In the conventional charge pump type booster circuit, another feedback loop is formed in charge pump driver circuit 20 via the source impedance in addition to the feedback loop of oscillator circuit 10. In particular, when the impedance of the source line is high, parasitic oscillation is induced by the feedback loop of charge pump driver circuit 20. As a result, oscillator circuit 10 can no longer perform a normal oscillation operation, and the frequencies of the driving currents output from buffers BUF1 and BUF2 are determined by the oscillation frequency of the parasitic oscillation.

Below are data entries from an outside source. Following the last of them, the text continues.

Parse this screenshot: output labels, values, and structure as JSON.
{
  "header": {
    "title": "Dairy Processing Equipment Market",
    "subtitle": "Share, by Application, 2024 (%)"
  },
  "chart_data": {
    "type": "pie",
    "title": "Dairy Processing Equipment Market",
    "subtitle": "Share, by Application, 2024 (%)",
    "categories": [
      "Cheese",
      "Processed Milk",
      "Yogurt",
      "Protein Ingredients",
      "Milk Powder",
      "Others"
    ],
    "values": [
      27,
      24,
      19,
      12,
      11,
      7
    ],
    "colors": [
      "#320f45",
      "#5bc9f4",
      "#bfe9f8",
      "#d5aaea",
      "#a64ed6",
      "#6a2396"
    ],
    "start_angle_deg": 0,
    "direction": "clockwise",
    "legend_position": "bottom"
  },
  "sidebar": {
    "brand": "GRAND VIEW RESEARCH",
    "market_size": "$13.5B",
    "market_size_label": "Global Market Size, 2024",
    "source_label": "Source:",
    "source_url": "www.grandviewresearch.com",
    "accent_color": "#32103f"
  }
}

Normally, the oscillation frequency of oscillator circuit 10 is controlled by the frequency unique to crystal oscillator XTL. Because the buffers and charge pump circuit 30 are designed in accordance with the oscillation frequency of the oscillator circuit and the oscillation frequency of the parasitic oscillation is determined based on the characteristic of the feedback loop which induces the parasitic oscillation, the parasitic oscillation is considered to oscillate at an oscillation frequency different from the oscillation frequency of the crystal oscillator XTL. Thus, sufficient current can no longer be supplied to charge pump circuit 30, or the frequency of the driving currents becomes either lower or higher than the reference value required by charge pump circuit 30, and voltage VOUT output from charge pump circuit 30 cannot reach the desired voltage, resulting in a disadvantage that the desired current cannot be supplied to the load circuit.

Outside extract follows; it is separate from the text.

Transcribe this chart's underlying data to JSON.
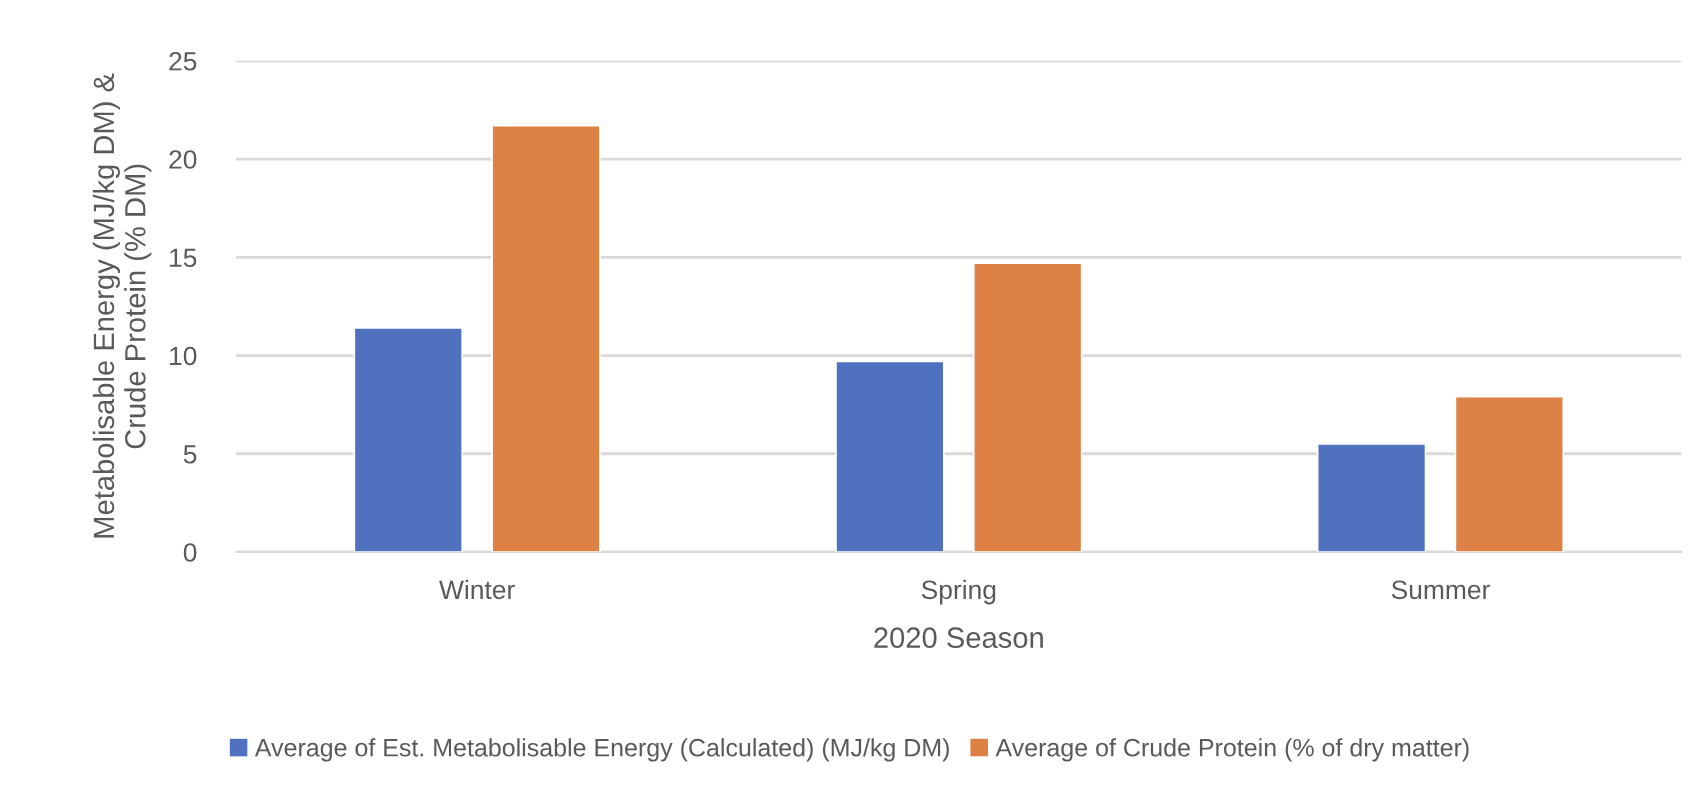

The present invention was created in the light of such situation, and its objective is to present a voltage supply circuit by which the parasitic oscillation of the charge pump driver circuit can be restrained, the charge pump driving currents can be generated at a stable oscillation frequency, and a desired boosting voltage can be supplied to the load circuit.

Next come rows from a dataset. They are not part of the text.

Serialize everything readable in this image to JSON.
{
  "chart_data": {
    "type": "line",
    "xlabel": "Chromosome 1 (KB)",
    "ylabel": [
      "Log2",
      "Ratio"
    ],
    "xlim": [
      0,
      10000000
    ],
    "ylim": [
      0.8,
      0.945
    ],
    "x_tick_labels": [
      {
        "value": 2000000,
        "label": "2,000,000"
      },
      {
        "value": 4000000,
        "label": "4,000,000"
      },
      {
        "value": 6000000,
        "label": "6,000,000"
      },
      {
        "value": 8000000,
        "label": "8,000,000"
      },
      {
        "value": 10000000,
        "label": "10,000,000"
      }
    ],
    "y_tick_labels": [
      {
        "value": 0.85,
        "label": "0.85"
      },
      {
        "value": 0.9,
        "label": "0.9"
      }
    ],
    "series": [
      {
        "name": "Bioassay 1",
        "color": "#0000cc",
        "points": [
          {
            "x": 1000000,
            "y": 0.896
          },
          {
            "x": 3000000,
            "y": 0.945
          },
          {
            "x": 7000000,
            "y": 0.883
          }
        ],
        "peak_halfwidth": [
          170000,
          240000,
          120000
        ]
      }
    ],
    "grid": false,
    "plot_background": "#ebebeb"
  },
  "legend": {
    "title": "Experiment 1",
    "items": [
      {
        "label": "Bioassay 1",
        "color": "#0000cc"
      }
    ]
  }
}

In accordance with one aspect of the present invention, the voltage supply circuit of the present invention has an oscillator circuit which outputs an oscillation signal having a prescribed frequency, a first comparator circuit which compares the oscillation signal with a prescribed reference signal and outputs a signal in accordance with the result of said comparison, a second comparator circuit which sustains its output at a prescribed level when the amplitude of the output signal of the first comparator circuit is lower than a prescribed value and outputs a signal in accordance with the output signal of the first comparator circuit when the output signal of the first comparator circuit has exceeded the reference value, a buffer circuit which outputs a first driving current and a second driving current having inverted phases with respect to each other according to the output signal of the second comparator circuit, and a charge pump circuit having multiple capacitors to be charged alternately by the first and the second driving currents and which outputs a voltage different from a source voltage.
In addition, in another aspect of the present invention, ideally, the oscillator circuit has a crystal oscillator, generates the oscillation signal with a frequency unique to said crystal oscillator, and outputs it to the first comparator circuit.
In addition, in a further aspect of the present invention, ideally, the first comparator circuit is configured with a differential circuit in which the oscillation signal is input to an input terminal provided on one side, and the reference signal is input to an input terminal provided on the other side.
Furthermore, in yet another aspect of the present invention, ideally, the second comparator circuit is configured with a differential circuit having a hysteresis characteristic.